Under the hot sun, countless grape clusters dangle on the vines at 4JG’s Orchards and Vineyards.

“They’ve been smiling all week. While we had a couple of days, couple of weeks of rain, they like it high and dry,” said vineyard owner Janet Giunco.

While many of us have been trying to avoid the heat, 4JG’s grapes are thriving.

“Sunshine is good. You have to work with humidity because grapes can get a little mold on them so we have to be very careful with that, but they like a lot of sunshine,” Giunco said.

About 40,000 vines cover 40 acres of the Colts Neck family-operated vineyard. They grow seven different varieties here.

“When I got my license in 1997, I was the 17th Winery to get a license there are well over 50 today,” Giunco said.

Giunco says the cold, long winter resulted in a late bud break, which is why this stretch of hot, dry weather is so important.

“Bud break is the plant waking up after its dormancy in the wintertime, usually about the last week of April. Here in Monmouth County we get a little shoot of leaves and then about week later they’ll get a little tiny flower. That flower becomes the cluster,” she said.

The cluster of grapes grows throughout June and July says Giunco.

“They all look like little green marbles right now. We have not been through Veraison. Veraison actually starts our third phase of the growing season where the grape gets more plump, starts to retain its sugars and turns its natural or final color,” she explained.

The team will continue to test the grapes every day.
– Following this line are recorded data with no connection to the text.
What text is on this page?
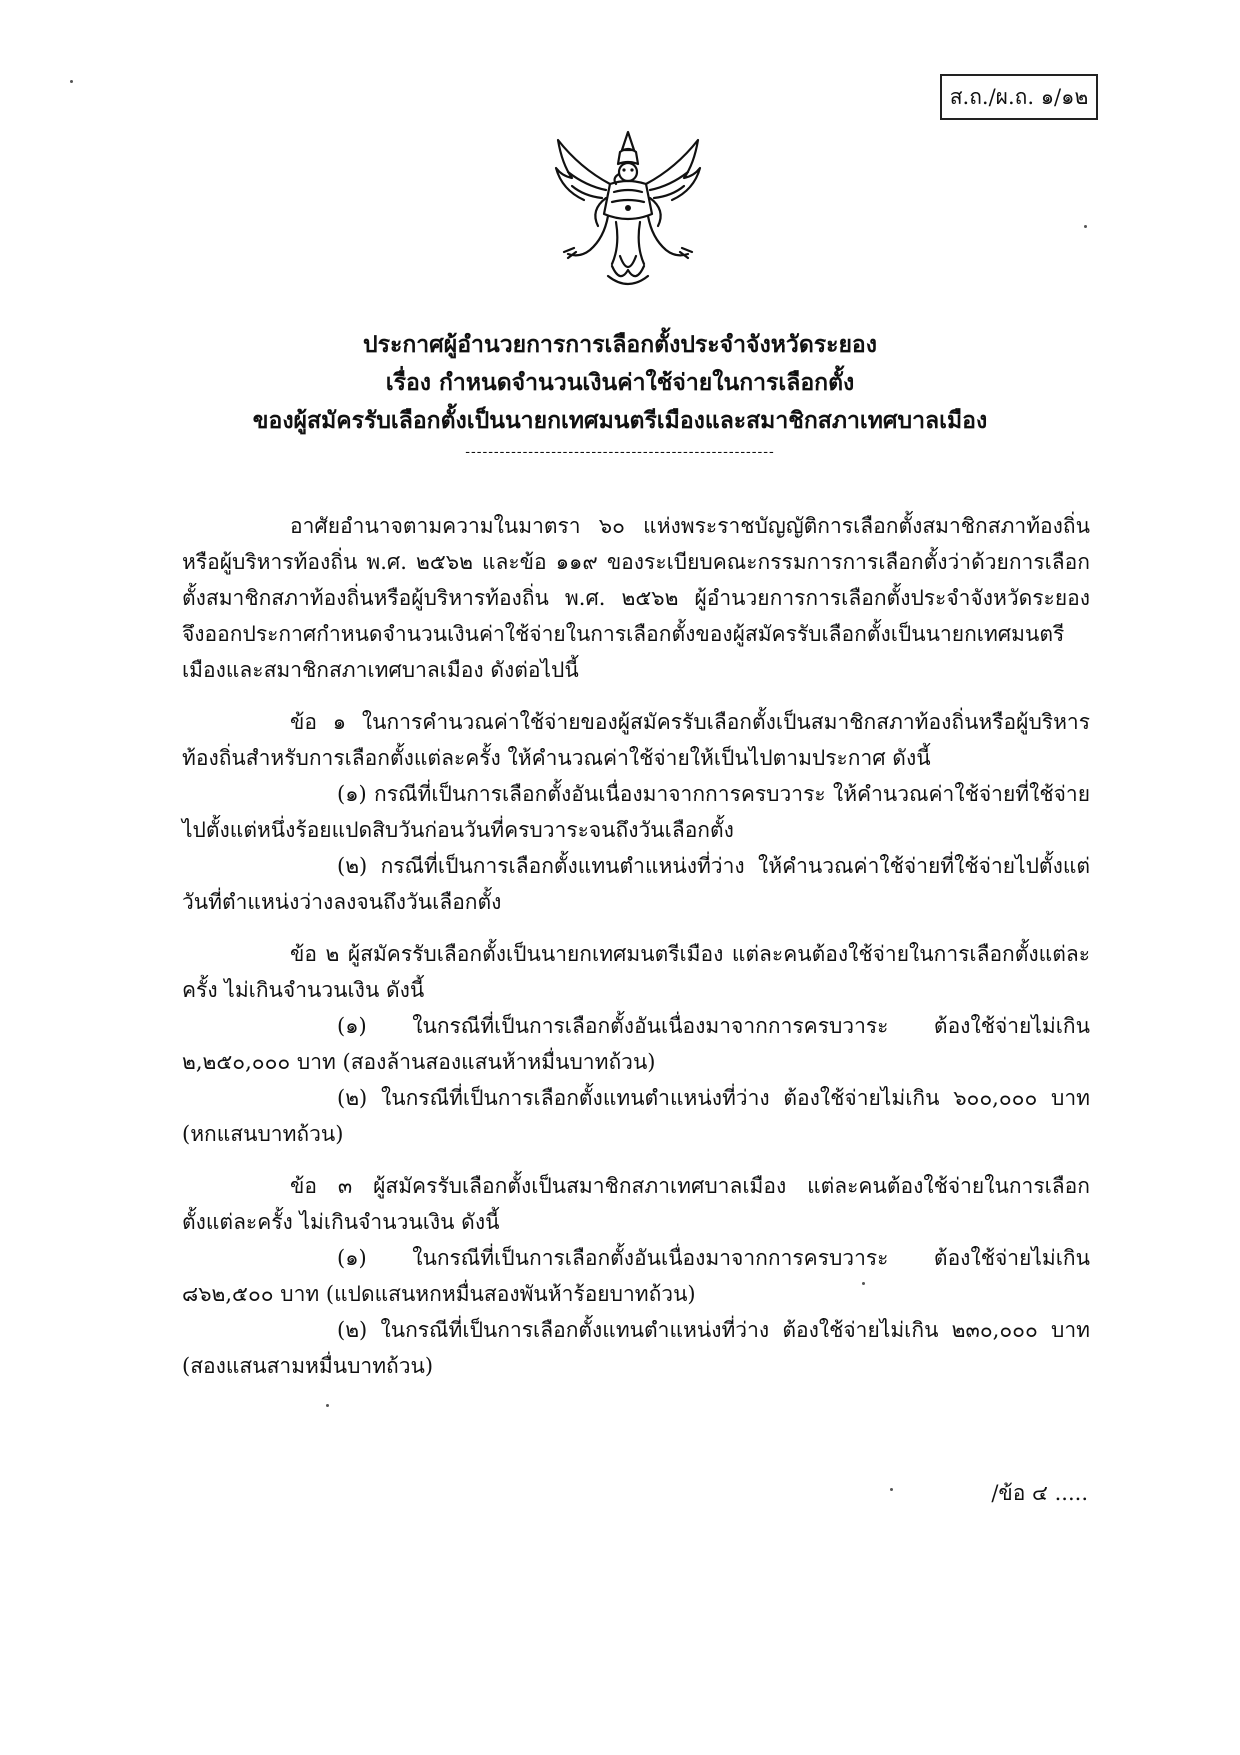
ส.ถ./ผ.ถ. ๑/๑๒
ประกาศผู้อำนวยการการเลือกตั้งประจำจังหวัดระยอง
เรื่อง กำหนดจำนวนเงินค่าใช้จ่ายในการเลือกตั้ง
ของผู้สมัครรับเลือกตั้งเป็นนายกเทศมนตรีเมืองและสมาชิกสภาเทศบาลเมือง
------------------------------------------------------

อาศัยอำนาจตามความในมาตรา ๖๐ แห่งพระราชบัญญัติการเลือกตั้งสมาชิกสภาท้องถิ่นหรือผู้บริหารท้องถิ่น พ.ศ. ๒๕๖๒ และข้อ ๑๑๙ ของระเบียบคณะกรรมการการเลือกตั้งว่าด้วยการเลือกตั้งสมาชิกสภาท้องถิ่นหรือผู้บริหารท้องถิ่น พ.ศ. ๒๕๖๒ ผู้อำนวยการการเลือกตั้งประจำจังหวัดระยอง จึงออกประกาศกำหนดจำนวนเงินค่าใช้จ่ายในการเลือกตั้งของผู้สมัครรับเลือกตั้งเป็นนายกเทศมนตรีเมืองและสมาชิกสภาเทศบาลเมือง ดังต่อไปนี้

ข้อ ๑ ในการคำนวณค่าใช้จ่ายของผู้สมัครรับเลือกตั้งเป็นสมาชิกสภาท้องถิ่นหรือผู้บริหารท้องถิ่นสำหรับการเลือกตั้งแต่ละครั้ง ให้คำนวณค่าใช้จ่ายให้เป็นไปตามประกาศ ดังนี้

(๑) กรณีที่เป็นการเลือกตั้งอันเนื่องมาจากการครบวาระ ให้คำนวณค่าใช้จ่ายที่ใช้จ่ายไปตั้งแต่หนึ่งร้อยแปดสิบวันก่อนวันที่ครบวาระจนถึงวันเลือกตั้ง

(๒) กรณีที่เป็นการเลือกตั้งแทนตำแหน่งที่ว่าง ให้คำนวณค่าใช้จ่ายที่ใช้จ่ายไปตั้งแต่วันที่ตำแหน่งว่างลงจนถึงวันเลือกตั้ง

ข้อ ๒ ผู้สมัครรับเลือกตั้งเป็นนายกเทศมนตรีเมือง แต่ละคนต้องใช้จ่ายในการเลือกตั้งแต่ละครั้ง ไม่เกินจำนวนเงิน ดังนี้

(๑) ในกรณีที่เป็นการเลือกตั้งอันเนื่องมาจากการครบวาระ ต้องใช้จ่ายไม่เกิน ๒,๒๕๐,๐๐๐ บาท (สองล้านสองแสนห้าหมื่นบาทถ้วน)

(๒) ในกรณีที่เป็นการเลือกตั้งแทนตำแหน่งที่ว่าง ต้องใช้จ่ายไม่เกิน ๖๐๐,๐๐๐ บาท (หกแสนบาทถ้วน)

ข้อ ๓ ผู้สมัครรับเลือกตั้งเป็นสมาชิกสภาเทศบาลเมือง แต่ละคนต้องใช้จ่ายในการเลือกตั้งแต่ละครั้ง ไม่เกินจำนวนเงิน ดังนี้

(๑) ในกรณีที่เป็นการเลือกตั้งอันเนื่องมาจากการครบวาระ ต้องใช้จ่ายไม่เกิน ๘๖๒,๕๐๐ บาท (แปดแสนหกหมื่นสองพันห้าร้อยบาทถ้วน)

(๒) ในกรณีที่เป็นการเลือกตั้งแทนตำแหน่งที่ว่าง ต้องใช้จ่ายไม่เกิน ๒๓๐,๐๐๐ บาท (สองแสนสามหมื่นบาทถ้วน)

/ข้อ ๔ .....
“Basically what we test are for three things — the brix which are the sugar count, the pH and the acid levels for each particular plant and each particular variety there’s a certain number we need to get to in those three counts when they get there we know we’re pretty close,” Giunco said.

There are 40 to 45 days of growth left for the white grapes. Giunco needs about 20 days of great weather to ensure they’re ready for the harvest, which typically begins at 4JG Winery in early September. The staff hand pick each cluster carefully so they don’t crack open. Then they start making the wine.
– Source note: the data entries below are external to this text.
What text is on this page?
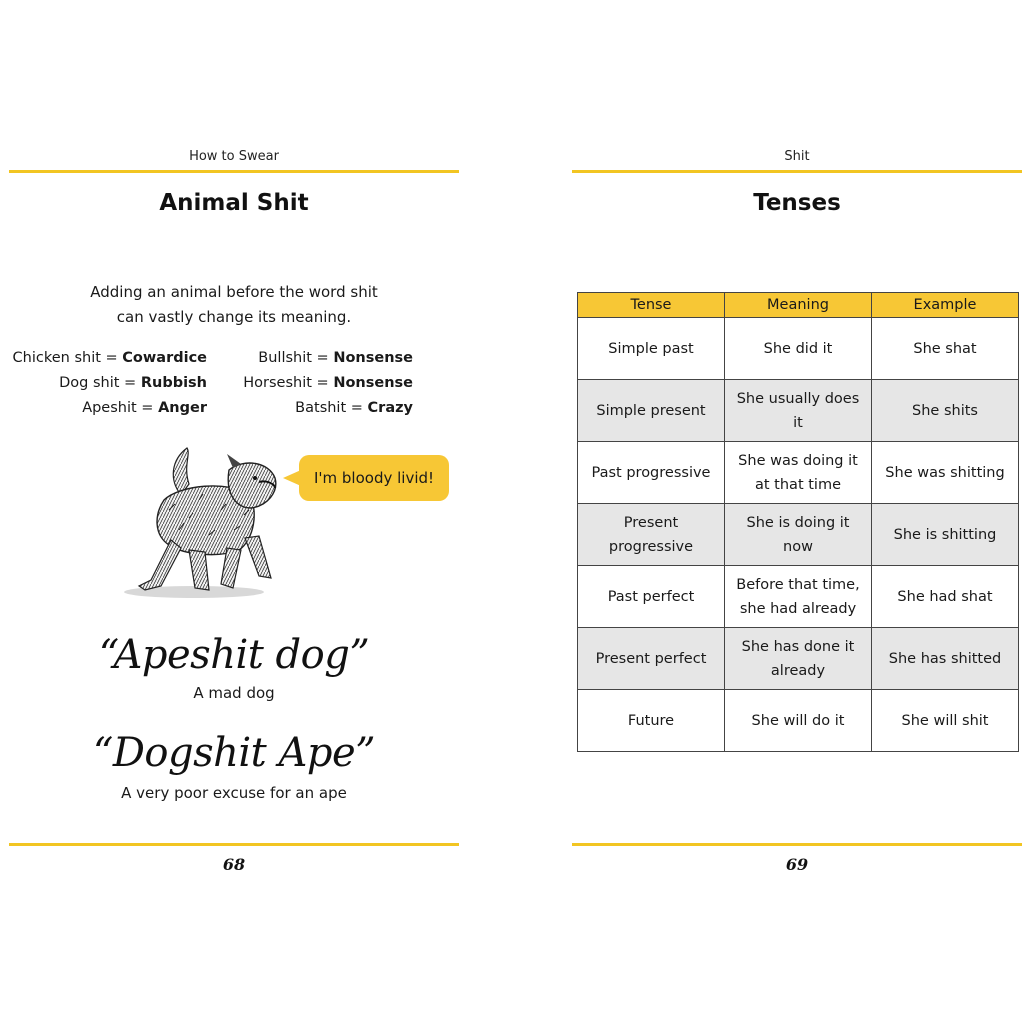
How to Swear
Animal Shit
Adding an animal before the word shit
can vastly change its meaning.
Chicken shit = Cowardice
Dog shit = Rubbish
Apeshit = Anger
Bullshit = Nonsense
Horseshit = Nonsense
Batshit = Crazy
I'm bloody livid!
“Apeshit dog”
A mad dog
“Dogshit Ape”
A very poor excuse for an ape
68
Shit
Tenses
Tense	Meaning	Example
Simple past	She did it	She shat
Simple present	She usually does it	She shits
Past progressive	She was doing it at that time	She was shitting
Present progressive	She is doing it now	She is shitting
Past perfect	Before that time, she had already	She had shat
Present perfect	She has done it already	She has shitted
Future	She will do it	She will shit
69
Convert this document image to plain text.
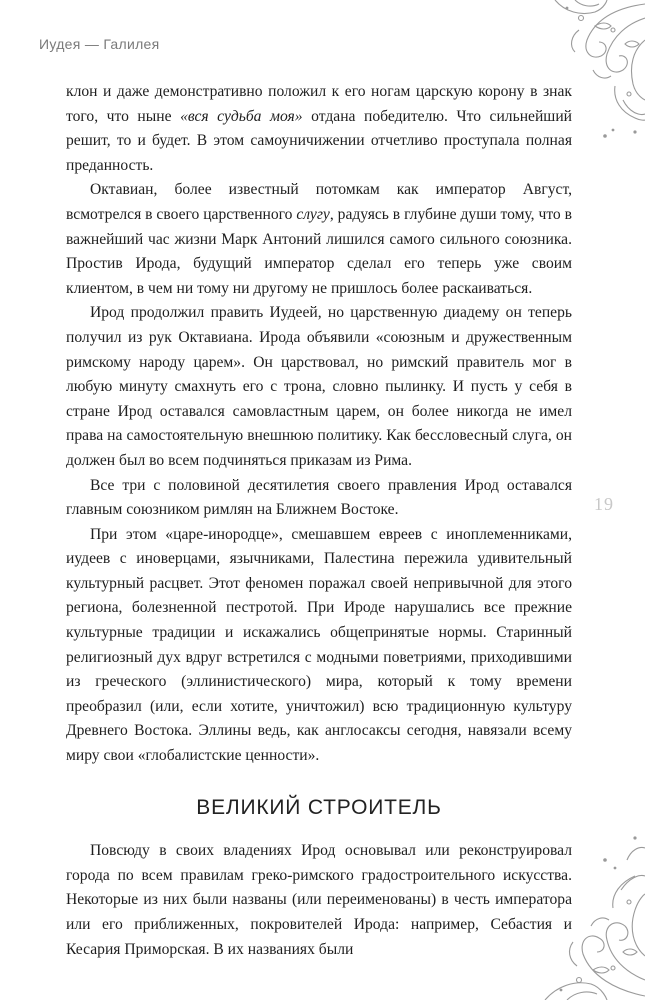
Иудея — Галилея
19

клон и даже демонстративно положил к его ногам царскую корону в знак того, что ныне «вся судьба моя» отдана победителю. Что сильнейший решит, то и будет. В этом самоуничижении отчетливо проступала полная преданность.

Октавиан, более известный потомкам как император Август, всмотрелся в своего царственного слугу, радуясь в глубине души тому, что в важнейший час жизни Марк Антоний лишился самого сильного союзника. Простив Ирода, будущий император сделал его теперь уже своим клиентом, в чем ни тому ни другому не пришлось более раскаиваться.

Ирод продолжил править Иудеей, но царственную диадему он теперь получил из рук Октавиана. Ирода объявили «союзным и дружественным римскому народу царем». Он царствовал, но римский правитель мог в любую минуту смахнуть его с трона, словно пылинку. И пусть у себя в стране Ирод оставался самовластным царем, он более никогда не имел права на самостоятельную внешнюю политику. Как бессловесный слуга, он должен был во всем подчиняться приказам из Рима.

Все три с половиной десятилетия своего правления Ирод оставался главным союзником римлян на Ближнем Востоке.

При этом «царе-инородце», смешавшем евреев с иноплеменниками, иудеев с иноверцами, язычниками, Палестина пережила удивительный культурный расцвет. Этот феномен поражал своей непривычной для этого региона, болезненной пестротой. При Ироде нарушались все прежние культурные традиции и искажались общепринятые нормы. Старинный религиозный дух вдруг встретился с модными поветриями, приходившими из греческого (эллинистического) мира, который к тому времени преобразил (или, если хотите, уничтожил) всю традиционную культуру Древнего Востока. Эллины ведь, как англосаксы сегодня, навязали всему миру свои «глобалистские ценности».

ВЕЛИКИЙ СТРОИТЕЛЬ

Повсюду в своих владениях Ирод основывал или реконструировал города по всем правилам греко-римского градостроительного искусства. Некоторые из них были названы (или переименованы) в честь императора или его приближенных, покровителей Ирода: например, Себастия и Кесария Приморская. В их названиях были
“It starts as soon as we pick those grapes. They start getting crushed and fermented so it happens right away,” said Craig Donofrio.

The Garden State Wine Growers Association tells NJTV News last year’s harvest period featured ideal conditions — warm and dry — and the white wines of the 2014 vintage are strong statewide. The reds, largely yet to be released, show great promise too.

“This year is heading down the same path. I think we’re gonna have another terrific year,” Giunco said.